Similarly, Internet subscriptions stood at 6,7 million people, or 50 percent.
This simply represents an available infrastructure that the RBZ can use as a vehicle to deliver financial inclusion.
However, there is a big problem: Interoperability, the ability of mobile banking platforms to entirely open up to the Zimswitch Shared Services platform of banks, and vise-versa.
Although various banks, through ZIPIT (ZimSwitch Instant Payment Interchange Technology), offer mobile money services, the movement of money among such services is not as convenient and as cheap as consumers would expect.
There needs to be a system where depositors can simply transfer money from their bank accounts to their mobile phone wallets at little or no cost at all.
Conversely, the reverse should be made possible, and this can only take place is a system that is highly interoperable.
The RBZ therefore needs to caucus with Zimswitch and mobile companies – Econet Wireless Zimbabwe, NetOne and Telecel – to explore ways of creating a platform where this would work.
Under the current system, the apex bank also needs to convince the operators transacting with the national payment system to move from a margin-based business to a volume-based business model.
Technology essentially maximises on efficiencies and reduces costs.

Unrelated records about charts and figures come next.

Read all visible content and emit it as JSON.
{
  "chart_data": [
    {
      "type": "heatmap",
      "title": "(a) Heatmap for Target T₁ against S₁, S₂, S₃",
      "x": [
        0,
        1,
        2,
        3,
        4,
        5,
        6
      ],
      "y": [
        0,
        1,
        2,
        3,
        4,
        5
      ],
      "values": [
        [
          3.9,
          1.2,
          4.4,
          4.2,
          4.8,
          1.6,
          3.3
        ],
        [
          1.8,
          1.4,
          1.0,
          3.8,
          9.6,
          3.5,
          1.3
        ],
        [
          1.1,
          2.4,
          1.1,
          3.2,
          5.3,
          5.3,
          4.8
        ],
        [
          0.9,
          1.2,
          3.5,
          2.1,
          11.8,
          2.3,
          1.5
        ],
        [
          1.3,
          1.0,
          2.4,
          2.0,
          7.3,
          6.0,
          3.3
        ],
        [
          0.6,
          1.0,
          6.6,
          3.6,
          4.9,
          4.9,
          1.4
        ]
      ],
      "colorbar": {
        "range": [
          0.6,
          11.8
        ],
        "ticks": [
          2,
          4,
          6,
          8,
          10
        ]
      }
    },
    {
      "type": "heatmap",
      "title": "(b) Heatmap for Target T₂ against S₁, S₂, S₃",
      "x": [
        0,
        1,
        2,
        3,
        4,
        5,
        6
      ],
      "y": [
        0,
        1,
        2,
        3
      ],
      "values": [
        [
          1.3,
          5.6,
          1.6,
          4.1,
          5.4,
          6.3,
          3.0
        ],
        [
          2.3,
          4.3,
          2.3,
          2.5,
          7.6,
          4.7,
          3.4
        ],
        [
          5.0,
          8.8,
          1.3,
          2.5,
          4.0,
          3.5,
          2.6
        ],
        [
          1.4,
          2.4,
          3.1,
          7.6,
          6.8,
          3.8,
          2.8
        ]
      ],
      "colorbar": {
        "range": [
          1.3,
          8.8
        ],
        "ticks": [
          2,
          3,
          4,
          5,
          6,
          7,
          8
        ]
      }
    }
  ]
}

The current scenario where Steward Bank – majority-owned by Econet – charges US$1,25 to move money from one’s bank account to EcoCash, which is also a unit of Econet, is disheartening.

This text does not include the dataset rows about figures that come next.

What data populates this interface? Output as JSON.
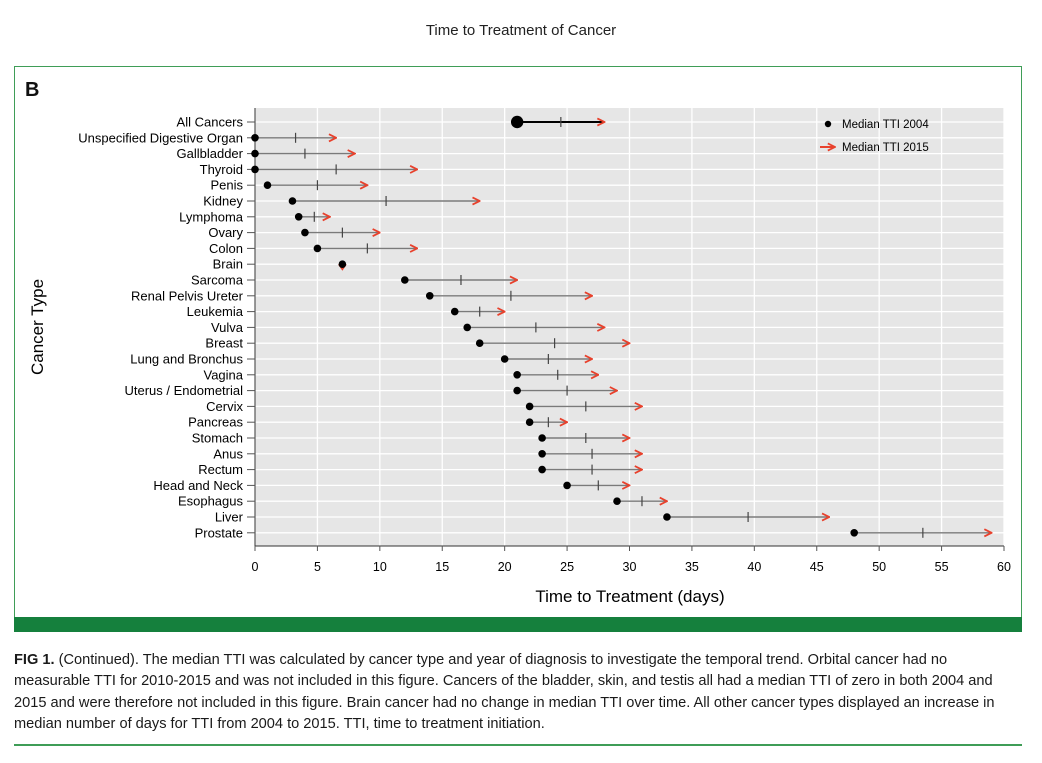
{
  "header": {
    "running_head": "Time to Treatment of Cancer"
  },
  "figure": {
    "panel_label": "B"
  },
  "chart_data": {
    "type": "dumbbell",
    "title": "",
    "xlabel": "Time to Treatment (days)",
    "ylabel": "Cancer Type",
    "xlim": [
      0,
      60
    ],
    "xticks": [
      0,
      5,
      10,
      15,
      20,
      25,
      30,
      35,
      40,
      45,
      50,
      55,
      60
    ],
    "grid": true,
    "legend_position": "top-right",
    "legend": {
      "series_2004": "Median TTI 2004",
      "series_2015": "Median TTI 2015"
    },
    "colors": {
      "tti_2004": "#000000",
      "tti_2015": "#e8412c",
      "line": "#7a7a7a",
      "panel_bg": "#e6e6e6",
      "grid": "#ffffff"
    },
    "categories": [
      "All Cancers",
      "Unspecified Digestive Organ",
      "Gallbladder",
      "Thyroid",
      "Penis",
      "Kidney",
      "Lymphoma",
      "Ovary",
      "Colon",
      "Brain",
      "Sarcoma",
      "Renal Pelvis Ureter",
      "Leukemia",
      "Vulva",
      "Breast",
      "Lung and Bronchus",
      "Vagina",
      "Uterus / Endometrial",
      "Cervix",
      "Pancreas",
      "Stomach",
      "Anus",
      "Rectum",
      "Head and Neck",
      "Esophagus",
      "Liver",
      "Prostate"
    ],
    "series": [
      {
        "name": "Median TTI 2004",
        "values": [
          21,
          0,
          0,
          0,
          1,
          3,
          3.5,
          4,
          5,
          7,
          12,
          14,
          16,
          17,
          18,
          20,
          21,
          21,
          22,
          22,
          23,
          23,
          23,
          25,
          29,
          33,
          48
        ]
      },
      {
        "name": "Median TTI 2015",
        "values": [
          28,
          6.5,
          8,
          13,
          9,
          18,
          6,
          10,
          13,
          7,
          21,
          27,
          20,
          28,
          30,
          27,
          27.5,
          29,
          31,
          25,
          30,
          31,
          31,
          30,
          33,
          46,
          59
        ]
      },
      {
        "name": "Midpoint",
        "values": [
          24.5,
          3.25,
          4,
          6.5,
          5,
          10.5,
          4.75,
          7,
          9,
          7,
          16.5,
          20.5,
          18,
          22.5,
          24,
          23.5,
          24.25,
          25,
          26.5,
          23.5,
          26.5,
          27,
          27,
          27.5,
          31,
          39.5,
          53.5
        ]
      }
    ]
  },
  "caption": {
    "label": "FIG 1.",
    "text": " (Continued). The median TTI was calculated by cancer type and year of diagnosis to investigate the temporal trend. Orbital cancer had no measurable TTI for 2010-2015 and was not included in this figure. Cancers of the bladder, skin, and testis all had a median TTI of zero in both 2004 and 2015 and were therefore not included in this figure. Brain cancer had no change in median TTI over time. All other cancer types displayed an increase in median number of days for TTI from 2004 to 2015. TTI, time to treatment initiation."
  }
}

Such services should be free.
The more banks and mobile phone companies open up, the more the transactions and business, which is a win-win for everyone.
Bank queues simply represent an opportunity that can be monetised.

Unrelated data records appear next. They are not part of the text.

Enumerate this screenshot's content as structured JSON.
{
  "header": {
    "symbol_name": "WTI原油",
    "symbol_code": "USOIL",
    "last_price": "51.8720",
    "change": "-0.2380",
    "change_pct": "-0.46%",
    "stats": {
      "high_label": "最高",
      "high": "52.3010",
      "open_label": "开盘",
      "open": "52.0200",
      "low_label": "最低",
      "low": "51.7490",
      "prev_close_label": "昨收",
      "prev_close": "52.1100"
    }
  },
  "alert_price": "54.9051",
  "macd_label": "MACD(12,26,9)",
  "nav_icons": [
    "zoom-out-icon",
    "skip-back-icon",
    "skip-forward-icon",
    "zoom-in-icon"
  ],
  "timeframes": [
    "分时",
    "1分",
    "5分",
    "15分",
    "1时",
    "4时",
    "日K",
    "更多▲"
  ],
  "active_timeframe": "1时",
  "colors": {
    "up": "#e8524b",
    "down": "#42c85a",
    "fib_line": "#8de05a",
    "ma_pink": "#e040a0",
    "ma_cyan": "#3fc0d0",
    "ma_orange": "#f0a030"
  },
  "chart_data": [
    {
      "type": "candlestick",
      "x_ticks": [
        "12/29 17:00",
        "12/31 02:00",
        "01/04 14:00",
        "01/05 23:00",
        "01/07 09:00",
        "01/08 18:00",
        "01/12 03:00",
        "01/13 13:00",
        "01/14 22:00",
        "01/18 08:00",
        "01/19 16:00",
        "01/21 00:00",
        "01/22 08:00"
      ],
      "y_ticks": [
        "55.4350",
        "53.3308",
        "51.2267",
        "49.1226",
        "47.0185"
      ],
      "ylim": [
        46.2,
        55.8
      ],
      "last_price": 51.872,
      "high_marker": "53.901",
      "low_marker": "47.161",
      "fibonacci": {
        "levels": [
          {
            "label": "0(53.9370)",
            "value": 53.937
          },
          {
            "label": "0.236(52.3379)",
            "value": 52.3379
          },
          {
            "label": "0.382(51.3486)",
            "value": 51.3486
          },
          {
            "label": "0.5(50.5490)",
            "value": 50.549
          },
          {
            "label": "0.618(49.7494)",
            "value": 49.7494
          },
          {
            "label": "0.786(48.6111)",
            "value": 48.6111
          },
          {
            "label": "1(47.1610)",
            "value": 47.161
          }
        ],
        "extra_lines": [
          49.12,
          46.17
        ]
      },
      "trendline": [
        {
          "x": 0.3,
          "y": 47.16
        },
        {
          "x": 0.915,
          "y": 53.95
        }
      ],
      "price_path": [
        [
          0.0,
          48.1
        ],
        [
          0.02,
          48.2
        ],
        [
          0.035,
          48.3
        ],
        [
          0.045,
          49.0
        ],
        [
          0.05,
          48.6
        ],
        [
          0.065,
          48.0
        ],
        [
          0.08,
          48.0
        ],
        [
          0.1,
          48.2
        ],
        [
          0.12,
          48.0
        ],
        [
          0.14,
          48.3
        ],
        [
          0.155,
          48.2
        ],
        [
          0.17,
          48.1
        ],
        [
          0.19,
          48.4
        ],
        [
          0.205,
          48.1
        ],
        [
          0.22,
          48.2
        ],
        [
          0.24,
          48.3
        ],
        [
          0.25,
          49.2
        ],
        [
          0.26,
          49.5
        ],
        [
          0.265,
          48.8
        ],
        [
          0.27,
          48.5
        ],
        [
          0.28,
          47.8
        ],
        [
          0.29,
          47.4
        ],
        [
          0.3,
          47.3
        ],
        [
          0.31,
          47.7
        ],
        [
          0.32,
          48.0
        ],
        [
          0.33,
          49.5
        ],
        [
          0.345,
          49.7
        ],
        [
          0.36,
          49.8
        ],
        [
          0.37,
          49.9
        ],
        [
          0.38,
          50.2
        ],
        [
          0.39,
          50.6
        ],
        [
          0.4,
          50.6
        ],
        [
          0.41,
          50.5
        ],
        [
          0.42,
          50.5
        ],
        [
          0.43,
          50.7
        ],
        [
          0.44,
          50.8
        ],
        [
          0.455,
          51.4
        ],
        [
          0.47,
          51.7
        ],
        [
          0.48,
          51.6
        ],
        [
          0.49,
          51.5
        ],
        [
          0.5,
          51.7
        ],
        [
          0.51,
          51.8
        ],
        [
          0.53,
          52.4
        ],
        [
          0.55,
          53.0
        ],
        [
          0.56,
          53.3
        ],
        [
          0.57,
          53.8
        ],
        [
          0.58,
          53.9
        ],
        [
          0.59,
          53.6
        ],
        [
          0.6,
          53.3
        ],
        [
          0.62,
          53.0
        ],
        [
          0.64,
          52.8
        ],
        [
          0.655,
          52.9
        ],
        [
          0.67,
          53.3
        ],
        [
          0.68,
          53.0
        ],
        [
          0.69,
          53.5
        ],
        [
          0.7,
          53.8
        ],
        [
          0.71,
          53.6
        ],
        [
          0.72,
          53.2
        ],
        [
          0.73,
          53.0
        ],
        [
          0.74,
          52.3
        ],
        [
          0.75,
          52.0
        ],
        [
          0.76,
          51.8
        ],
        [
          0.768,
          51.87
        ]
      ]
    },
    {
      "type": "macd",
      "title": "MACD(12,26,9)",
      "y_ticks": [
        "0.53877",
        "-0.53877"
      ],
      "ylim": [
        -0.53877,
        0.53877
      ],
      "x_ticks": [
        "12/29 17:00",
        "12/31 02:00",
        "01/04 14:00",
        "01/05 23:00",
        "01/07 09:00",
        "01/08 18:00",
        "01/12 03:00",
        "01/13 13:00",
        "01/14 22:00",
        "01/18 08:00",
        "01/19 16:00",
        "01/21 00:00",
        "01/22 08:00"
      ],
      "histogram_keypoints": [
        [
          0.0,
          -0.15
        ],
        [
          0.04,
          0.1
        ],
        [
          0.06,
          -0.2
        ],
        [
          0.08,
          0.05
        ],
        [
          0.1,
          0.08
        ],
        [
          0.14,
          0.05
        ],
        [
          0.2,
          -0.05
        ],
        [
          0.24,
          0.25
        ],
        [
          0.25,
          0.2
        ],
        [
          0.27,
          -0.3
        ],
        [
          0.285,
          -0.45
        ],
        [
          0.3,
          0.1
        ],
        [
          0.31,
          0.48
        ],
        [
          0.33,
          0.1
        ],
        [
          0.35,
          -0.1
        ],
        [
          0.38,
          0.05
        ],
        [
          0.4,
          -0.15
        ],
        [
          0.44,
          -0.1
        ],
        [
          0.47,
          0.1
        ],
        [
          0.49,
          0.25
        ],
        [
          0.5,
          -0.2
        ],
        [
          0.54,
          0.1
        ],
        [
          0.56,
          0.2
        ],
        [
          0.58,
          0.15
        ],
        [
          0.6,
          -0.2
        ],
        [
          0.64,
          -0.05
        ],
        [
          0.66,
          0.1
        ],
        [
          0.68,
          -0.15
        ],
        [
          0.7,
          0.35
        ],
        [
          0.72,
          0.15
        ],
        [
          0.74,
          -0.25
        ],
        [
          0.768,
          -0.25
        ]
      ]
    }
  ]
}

If the central bank succeeds in making it easy for the transacting public to move money between their mobile phone wallets and bank accounts, it will then need to invest to make sure that there is infrastructure for the public to easily use their mobile phones to transact – seamlessly and hassle free.
Instructively, Econet tried this with its Near Field Communication (NFC)-enabled technology called Ecocash Ta!
Through a sticker that is attached to the mobile phone and automatically linked to the wallet, a consumer can simply tap on the vendor or merchant’s micro Point of Sale (POS) device and the payment is automatically deducted from the wallet.
This suits the informal sector quite well. But as usual, investment in such hardware and software – which is once-off anyway – has to be made.
Educational and marketing campaigns to a population that is made up of digital immigrants (those new to technology) and digital natives (the tech-savvy youths) in equal measure also has to be financed.
It is definitely a worthy investment for the central bank. Main-streaming transactions, besides shedding pressure off the conventional banking system, helps policymakers to trace transactions and plan accordingly.
For the consumers, it helps build traceable transactions and a payment history that can be used as collateral.
In an age where the world is talking about the Fourth Revolution, which is driven by technology and innovation, there is need for the RBZ to change from being a technophobe institution to one that is technophile.
It is all about brain, not brawn. Sweden’s central bank – the Riksbank – has moved in the right direction.
Statistics show that in 2016 cash transactions made up barely 2 percent of the value of all payments made in Sweden.
Also, 900 of Sweden’s 1 600 bank branches no longer keep cash or take cash deposits.
Swedish buses are no longer taking cash, while retailers are “legally entitled” to refuse cash.
Even churches prefer card or phone payments.
This phenomenon speaks less of Sweden’s affluence than it does of its dogged commitment to become a cashless society.
It’s time for the RBZ to be pro-active in linking the various local payment systems that currently exist on the local market.
Leaving this to the caprices and whims of profit-driven business is not a sound strategy.
Quite frankly, it’s time the central bank comes from behind the curve, and take its rightful role to lead.